Approximations of oxygen in the vessel are complicated, said William Craig Reed, a former US Navy diver and submariner.
“It’s dependent upon the last time they actually recharged their batteries, how long ago they refreshed the air, what’s inside the submarine,” Reed said.
Peter Layton, a visiting fellow at the Griffith Asia Institute at Australia’s Griffith University, offered a scenario similar to Balbi’s: If the vessel had sunk but was still intact, Layton said, the crew would have about a week to 10 days of oxygen.
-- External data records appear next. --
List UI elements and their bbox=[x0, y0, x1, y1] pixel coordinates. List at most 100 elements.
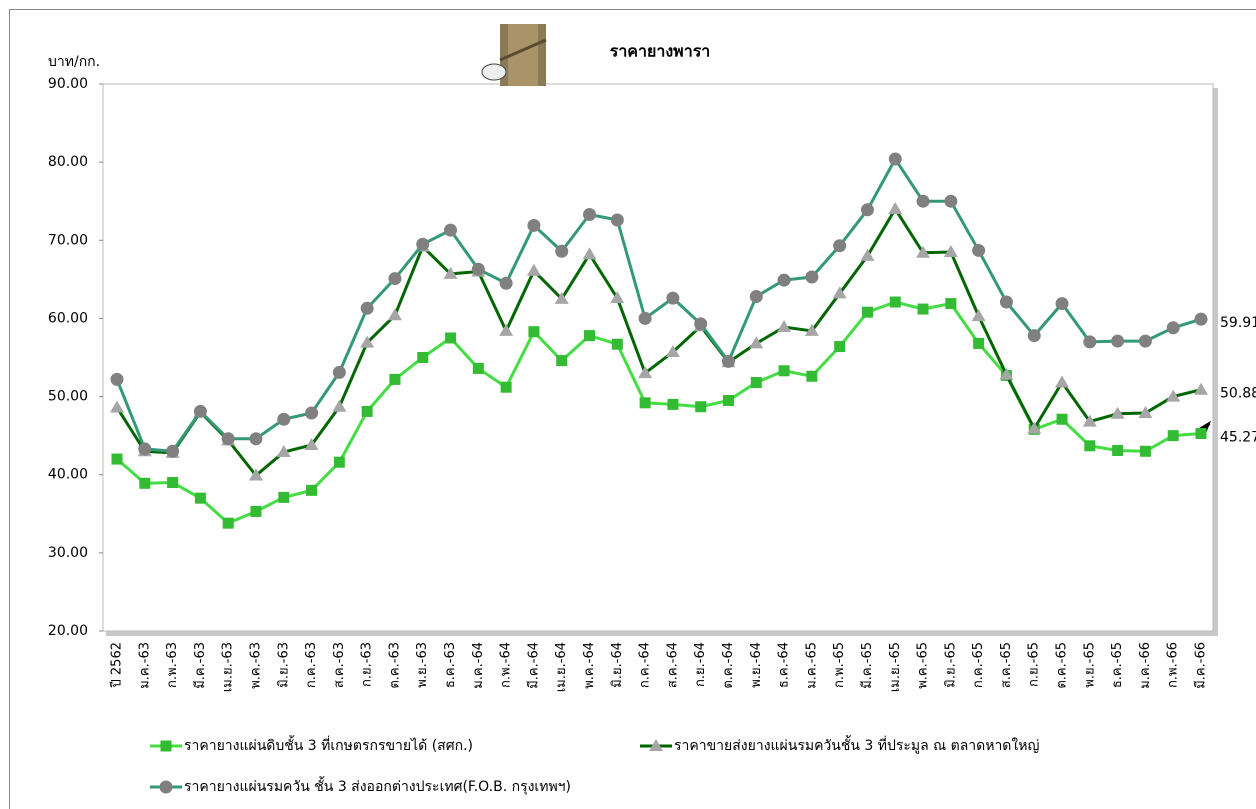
x-tick-label: ธ.ค.-65 bbox=[1110, 642, 1125, 688]
marker bbox=[167, 477, 179, 489]
marker bbox=[387, 308, 402, 321]
marker bbox=[999, 295, 1013, 309]
marker bbox=[389, 373, 401, 385]
marker bbox=[332, 365, 346, 379]
x-tick-label: ก.ย.-64 bbox=[693, 642, 708, 687]
x-tick-label: ก.พ.-65 bbox=[832, 642, 847, 688]
marker bbox=[388, 272, 402, 286]
marker bbox=[582, 247, 597, 260]
legend-marker bbox=[649, 739, 663, 751]
marker bbox=[1055, 297, 1069, 311]
marker bbox=[138, 442, 152, 456]
x-tick-label: ก.ค.-65 bbox=[971, 642, 986, 688]
marker bbox=[999, 367, 1014, 380]
legend-label: ราคาขายส่งยางแผ่นรมควันชั้น 3 ที่ประมูล … bbox=[674, 735, 1039, 754]
x-tick-label: ต.ค.-64 bbox=[721, 642, 736, 689]
marker bbox=[1138, 334, 1152, 348]
marker bbox=[889, 296, 901, 308]
chart-title: ราคายางพารา bbox=[610, 42, 711, 61]
marker bbox=[361, 405, 373, 417]
marker bbox=[333, 456, 345, 468]
x-tick-label: พ.ย.-63 bbox=[415, 642, 430, 688]
marker bbox=[861, 306, 873, 318]
x-tick-label: ม.ค.-66 bbox=[1138, 642, 1153, 689]
marker bbox=[166, 444, 180, 458]
x-tick-label: ส.ค.-63 bbox=[332, 642, 347, 688]
marker bbox=[222, 517, 234, 529]
x-tick-label: พ.ย.-64 bbox=[749, 642, 764, 688]
marker bbox=[221, 432, 235, 446]
marker bbox=[610, 213, 624, 227]
marker bbox=[249, 432, 263, 446]
x-tick-label: มี.ค.-63 bbox=[192, 642, 208, 689]
marker bbox=[916, 194, 930, 208]
marker bbox=[750, 377, 762, 389]
marker bbox=[1167, 430, 1179, 442]
marker bbox=[944, 194, 958, 208]
data-label: 45.27 bbox=[1220, 430, 1256, 446]
x-tick-label: ก.ย.-65 bbox=[1027, 642, 1042, 687]
x-tick-label: พ.ย.-65 bbox=[1082, 642, 1097, 688]
x-tick-label: พ.ค.-63 bbox=[248, 642, 263, 689]
x-tick-label: ต.ค.-63 bbox=[387, 642, 402, 689]
y-tick-label: 60.00 bbox=[48, 310, 88, 326]
x-tick-label: ธ.ค.-63 bbox=[443, 642, 458, 688]
marker bbox=[500, 381, 512, 393]
x-tick-label: ก.พ.-66 bbox=[1166, 642, 1181, 688]
marker bbox=[1082, 414, 1097, 427]
x-tick-label: ก.ค.-64 bbox=[638, 642, 653, 688]
legend-item: ราคายางแผ่นดิบชั้น 3 ที่เกษตรกรขายได้ (ส… bbox=[150, 735, 473, 754]
legend-marker bbox=[159, 780, 173, 794]
x-tick-label: มี.ค.-66 bbox=[1193, 642, 1209, 689]
x-tick-label: มิ.ย.-65 bbox=[943, 642, 958, 688]
y-tick-label: 40.00 bbox=[48, 467, 88, 483]
y-tick-label: 90.00 bbox=[48, 76, 88, 92]
rubber-image bbox=[481, 24, 547, 86]
marker bbox=[444, 223, 458, 237]
marker bbox=[111, 453, 123, 465]
marker bbox=[665, 345, 680, 358]
x-tick-label: มี.ค.-65 bbox=[859, 642, 875, 689]
x-tick-label: พ.ค.-64 bbox=[582, 642, 597, 689]
marker bbox=[1111, 334, 1125, 348]
marker bbox=[722, 394, 734, 406]
legend-marker bbox=[160, 740, 172, 752]
marker bbox=[416, 237, 430, 251]
marker bbox=[695, 401, 707, 413]
marker bbox=[638, 311, 652, 325]
y-tick-label: 70.00 bbox=[48, 232, 88, 248]
x-tick-label: มิ.ย.-63 bbox=[276, 642, 291, 688]
marker bbox=[694, 317, 708, 331]
marker bbox=[471, 262, 485, 276]
y-tick-label: 50.00 bbox=[48, 389, 88, 405]
marker bbox=[1194, 382, 1208, 395]
x-tick-label: ส.ค.-64 bbox=[665, 642, 680, 688]
marker bbox=[278, 491, 290, 503]
legend-label: ราคายางแผ่นดิบชั้น 3 ที่เกษตรกรขายได้ (ส… bbox=[184, 735, 473, 754]
marker bbox=[804, 323, 819, 336]
data-label: 59.91 bbox=[1220, 315, 1256, 331]
marker bbox=[916, 245, 931, 258]
legend-item: ราคายางแผ่นรมควัน ชั้น 3 ส่งออกต่างประเท… bbox=[150, 776, 571, 795]
marker bbox=[1139, 445, 1151, 457]
marker bbox=[917, 303, 929, 315]
marker bbox=[860, 203, 874, 217]
marker bbox=[611, 338, 623, 350]
marker bbox=[639, 397, 651, 409]
marker bbox=[888, 152, 902, 166]
marker bbox=[806, 370, 818, 382]
marker bbox=[445, 332, 457, 344]
marker bbox=[667, 398, 679, 410]
plot-area bbox=[102, 83, 1214, 632]
x-tick-label: พ.ค.-65 bbox=[916, 642, 931, 689]
marker bbox=[972, 243, 986, 257]
legend-label: ราคายางแผ่นรมควัน ชั้น 3 ส่งออกต่างประเท… bbox=[184, 776, 571, 795]
y-tick-label: 30.00 bbox=[48, 545, 88, 561]
marker bbox=[443, 266, 458, 279]
marker bbox=[360, 301, 374, 315]
marker bbox=[1027, 329, 1041, 343]
marker bbox=[305, 406, 319, 420]
marker bbox=[277, 412, 291, 426]
x-tick-label: ต.ค.-65 bbox=[1055, 642, 1070, 689]
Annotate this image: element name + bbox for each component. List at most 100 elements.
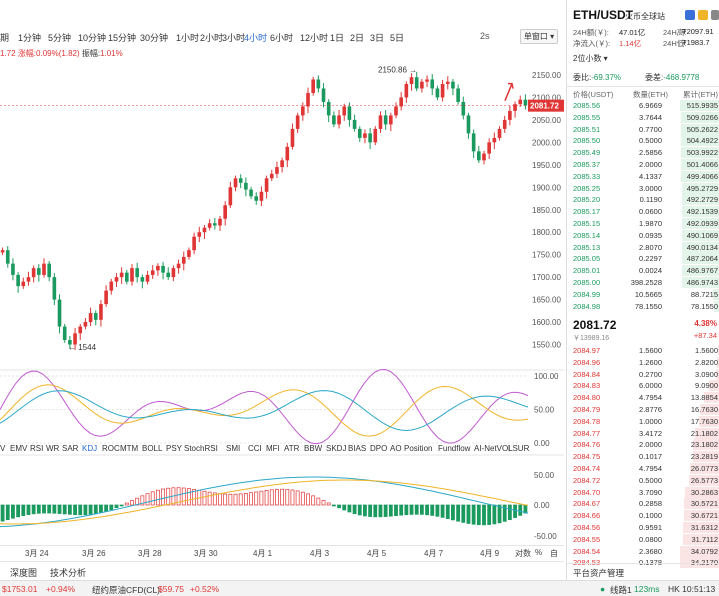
ask-row[interactable]: 2085.56 6.9669 515.9935: [567, 100, 719, 111]
ask-row[interactable]: 2085.51 0.7700 505.2622: [567, 123, 719, 135]
candle-body[interactable]: [125, 272, 129, 282]
candle-body[interactable]: [238, 178, 243, 183]
candle-body[interactable]: [150, 270, 155, 275]
candle-body[interactable]: [5, 250, 10, 264]
tab-depth-chart[interactable]: 深度图: [10, 568, 38, 578]
candle-body[interactable]: [192, 236, 196, 251]
tab-technical-analysis[interactable]: 技术分析: [50, 568, 87, 578]
candle-body[interactable]: [430, 79, 435, 89]
candle-body[interactable]: [140, 277, 145, 282]
timeframe-0[interactable]: 期: [0, 33, 10, 43]
candle-body[interactable]: [275, 167, 279, 174]
candle-body[interactable]: [357, 128, 362, 138]
bid-row[interactable]: 2084.76 2.0000 23.1802: [567, 439, 719, 451]
candle-body[interactable]: [326, 101, 331, 116]
candle-body[interactable]: [497, 128, 502, 138]
candle-body[interactable]: [445, 81, 450, 84]
candle-body[interactable]: [88, 313, 93, 323]
indicator-tab-stochrsi[interactable]: StochRSI: [184, 444, 218, 453]
bid-row[interactable]: 2084.83 6.0000 9.0900: [567, 380, 719, 392]
candle-body[interactable]: [213, 223, 217, 226]
bid-row[interactable]: 2084.74 4.7954 26.0773: [567, 463, 719, 474]
candle-body[interactable]: [26, 277, 31, 282]
candle-body[interactable]: [93, 313, 98, 320]
candle-body[interactable]: [109, 281, 114, 291]
timeframe-4[interactable]: 15分钟: [108, 33, 137, 43]
candle-body[interactable]: [259, 191, 264, 201]
bid-row[interactable]: 2084.75 0.1017 23.2819: [567, 451, 719, 463]
share-icon[interactable]: [685, 10, 695, 20]
candle-body[interactable]: [332, 115, 336, 125]
decimal-mode-select[interactable]: 2位小数 ▾: [573, 54, 608, 63]
ask-row[interactable]: 2085.13 2.8070 490.0134: [567, 241, 719, 253]
indicator-tab-bbw[interactable]: BBW: [304, 444, 323, 453]
ask-row[interactable]: 2085.05 0.2297 487.2064: [567, 253, 719, 265]
candle-body[interactable]: [11, 263, 15, 275]
bid-row[interactable]: 2084.79 2.8776 16.7630: [567, 404, 719, 415]
ask-row[interactable]: 2085.15 1.9870 492.0939: [567, 218, 719, 229]
candle-body[interactable]: [363, 133, 367, 138]
candle-body[interactable]: [477, 151, 481, 161]
bid-row[interactable]: 2084.55 0.0800 31.7112: [567, 533, 719, 545]
candle-body[interactable]: [166, 272, 171, 278]
axis-control-1[interactable]: %: [535, 548, 543, 557]
ask-row[interactable]: 2085.17 0.0600 492.1539: [567, 206, 719, 218]
candle-body[interactable]: [513, 104, 517, 111]
bid-row[interactable]: 2084.54 2.3680 34.0792: [567, 545, 719, 557]
candle-body[interactable]: [57, 299, 62, 327]
ask-row[interactable]: 2085.33 4.1337 499.4066: [567, 170, 719, 182]
indicator-tab-smi[interactable]: SMI: [226, 444, 241, 453]
candle-body[interactable]: [337, 115, 341, 125]
bid-row[interactable]: 2084.80 4.7954 13.8854: [567, 392, 719, 404]
ask-row[interactable]: 2085.00 398.2528 486.9743: [567, 277, 719, 288]
candle-body[interactable]: [16, 274, 20, 287]
indicator-tab-v[interactable]: V: [0, 444, 6, 453]
indicator-tab-mfi[interactable]: MFI: [266, 444, 280, 453]
timeframe-10[interactable]: 6小时: [270, 33, 294, 43]
candle-body[interactable]: [368, 133, 372, 143]
ask-row[interactable]: 2085.20 0.1190 492.2729: [567, 194, 719, 206]
timeframe-8[interactable]: 3小时: [222, 33, 246, 43]
candle-body[interactable]: [119, 272, 124, 278]
window-mode-select[interactable]: 单窗口 ▾: [520, 29, 558, 44]
candle-body[interactable]: [269, 173, 274, 179]
candle-body[interactable]: [451, 81, 455, 89]
candle-body[interactable]: [197, 232, 202, 237]
timeframe-6[interactable]: 1小时: [176, 33, 200, 43]
timeframe-11[interactable]: 12小时: [300, 33, 329, 43]
candle-body[interactable]: [425, 79, 429, 82]
bid-row[interactable]: 2084.72 0.5000 26.5773: [567, 474, 719, 486]
timeframe-14[interactable]: 3日: [370, 33, 385, 43]
candle-body[interactable]: [342, 106, 347, 116]
indicator-tab-position[interactable]: Position: [404, 444, 433, 453]
candle-body[interactable]: [218, 218, 222, 226]
star-icon[interactable]: [698, 10, 708, 20]
timeframe-5[interactable]: 30分钟: [140, 33, 169, 43]
indicator-tab-dpo[interactable]: DPO: [370, 444, 388, 453]
candle-body[interactable]: [114, 277, 119, 282]
candle-body[interactable]: [482, 153, 486, 161]
ask-row[interactable]: 2085.37 2.0000 501.4066: [567, 159, 719, 170]
candle-body[interactable]: [301, 106, 305, 116]
interval-short[interactable]: 2s: [480, 31, 490, 41]
bid-row[interactable]: 2084.67 0.2858 30.5721: [567, 498, 719, 510]
candle-body[interactable]: [492, 137, 497, 143]
candle-body[interactable]: [21, 281, 26, 287]
ask-row[interactable]: 2085.50 0.5000 504.4922: [567, 135, 719, 147]
candle-body[interactable]: [207, 223, 212, 228]
bid-row[interactable]: 2084.70 3.7090 30.2863: [567, 486, 719, 498]
axis-control-0[interactable]: 对数: [515, 549, 531, 558]
candle-body[interactable]: [440, 83, 445, 98]
price-chart-svg[interactable]: 2150.00 2100.00 2050.00 2000.00 1950.00 1900.…: [0, 58, 564, 544]
bid-row[interactable]: 2084.97 1.5600 1.5600: [567, 345, 719, 356]
candle-body[interactable]: [249, 189, 253, 197]
candle-body[interactable]: [352, 119, 357, 129]
candle-body[interactable]: [187, 250, 191, 257]
candle-body[interactable]: [523, 99, 528, 106]
candle-body[interactable]: [0, 250, 5, 253]
ask-row[interactable]: 2085.01 0.0024 486.9767: [567, 265, 719, 277]
menu-icon[interactable]: [711, 10, 719, 20]
indicator-tab-psy[interactable]: PSY: [166, 444, 183, 453]
candle-body[interactable]: [502, 119, 507, 129]
indicator-tab-sar[interactable]: SAR: [62, 444, 79, 453]
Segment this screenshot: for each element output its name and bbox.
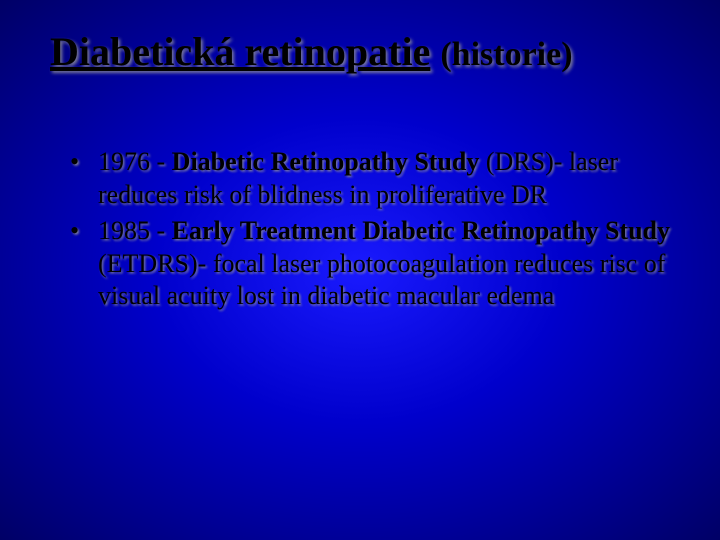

If the hull is intact, it can withstand ocean depths up to about 600 meters, Layton said. If the vessel is resting on Argentina’s continental shelf, it is likely in waters shallower than this, but if it’s farther out into the Atlantic Ocean, it could be below its “crush depth” in which the hull buckles under pressure.
The search
Ships and aircraft from Argentina, the United States, Uruguay, Brazil and other nations have been searching for the sub on the surface and underwater.
Earlier hopes that searchers may have heard communication attempts by the crew have not panned out, the military said.
For instance, noises that had been detected Monday initially were thought to be a possible distress signal from the crew.
But later analysis determined the noises were not from the missing vessel but instead might have been from the ocean or marine life, Balbi said.
The Argentine navy on Saturday reported seven communication attempts that were initially believed to originate from the San Juan. But officials said Monday those calls had not come from the missing sub.